Casanova’s belief in the omnipotence of women is one of the themes in Casanova: the Man Who Really Loved Women by French psychoanalyst Lydia Flem. Part biography, part poetic prose and part psychological investigation, her book of nonfiction leaps from theme to theme in chapters with intriguing titles like “The Stratagems of Voluptuousness” and “The Backstage of the Body”.

Flem argues that Casanova’s near death experiences as a child inspired him to live as if everything that happened to him was a magnificent afterlife. His mother, Zanetta Casanova, was a beautiful, celebrated actress. After the death of her actor husband, she spent her life performing in Vienna. The boy stayed in Venice, raised by his grandparents. He saw himself as the outlaw son of a magical mother, and the idea of harming women was abhorrent to him, Flem says. He stayed friends with many of his lovers, often finding them rich husbands. Letters found one hundred years after his death testify to the truth of these ongoing friendships.

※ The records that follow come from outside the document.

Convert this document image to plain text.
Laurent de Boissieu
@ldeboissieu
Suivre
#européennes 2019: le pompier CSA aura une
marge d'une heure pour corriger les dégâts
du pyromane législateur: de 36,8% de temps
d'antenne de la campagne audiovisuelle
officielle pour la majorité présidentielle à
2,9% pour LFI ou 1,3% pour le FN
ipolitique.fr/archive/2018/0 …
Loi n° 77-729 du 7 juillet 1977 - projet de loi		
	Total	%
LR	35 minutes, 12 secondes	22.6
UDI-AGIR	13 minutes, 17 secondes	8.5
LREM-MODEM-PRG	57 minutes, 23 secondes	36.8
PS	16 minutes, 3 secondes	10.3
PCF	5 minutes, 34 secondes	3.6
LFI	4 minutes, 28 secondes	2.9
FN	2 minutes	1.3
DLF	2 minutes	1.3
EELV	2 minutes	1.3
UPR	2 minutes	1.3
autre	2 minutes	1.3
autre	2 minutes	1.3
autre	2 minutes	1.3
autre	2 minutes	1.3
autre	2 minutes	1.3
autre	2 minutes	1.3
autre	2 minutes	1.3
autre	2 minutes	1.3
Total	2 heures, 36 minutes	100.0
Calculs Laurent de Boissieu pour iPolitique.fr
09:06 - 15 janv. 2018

In Carnevale, an earthy, longwinded novel by M.R. Lovric, Casanova helps the young daughter of a Venetian merchant become a famous portrait painter. She paints his portrait and later the portrait of Byron, another lover. Lovric states why it was a fine thing to be desired by a man like Casanova. “…when he had conquered well, the women were the true winners, for he devoted himself to our pleasure with the intensity of a vocation. Indeed he believed fervently in female pleasure, thinking it greater than his own.”

Obviously, Casanova’s appeal is multilayered. But, in the end, why are so many authors rehabilitating his persona in modern literature? Perhaps we are starved for sensual enjoyment in a disciplined culture where advances in technology like email mean that many of us work almost a month more a year than we did in the 1970’s. Historians and theorists like Foucault have argued that societies such as ours are run by “moral regulation”, a term for social mechanisms like education and the law that keep each individual controlled within a hierarchical grid.

Casanova, the master of self-invention, didn’t play by Foucaultian laws; he enjoyed performing whatever role the situation required and he had little interest in acquiring power or wealth. Nor did he make moral judgments about himself and his peers. Eloquent, self-confident and fashion-conscious, he spent most of his life outwitting social controls of any sort.

In the end, Casanova is a Dionysian figure who tells our Appollonian age that there is more to life than restraint and self-discipline. Never apologetic or self-serving, he affirms that pleasure and adventure are as worthy of our time as money and fame and the story of his life suggests that happiness may be the greatest aphrodisiac.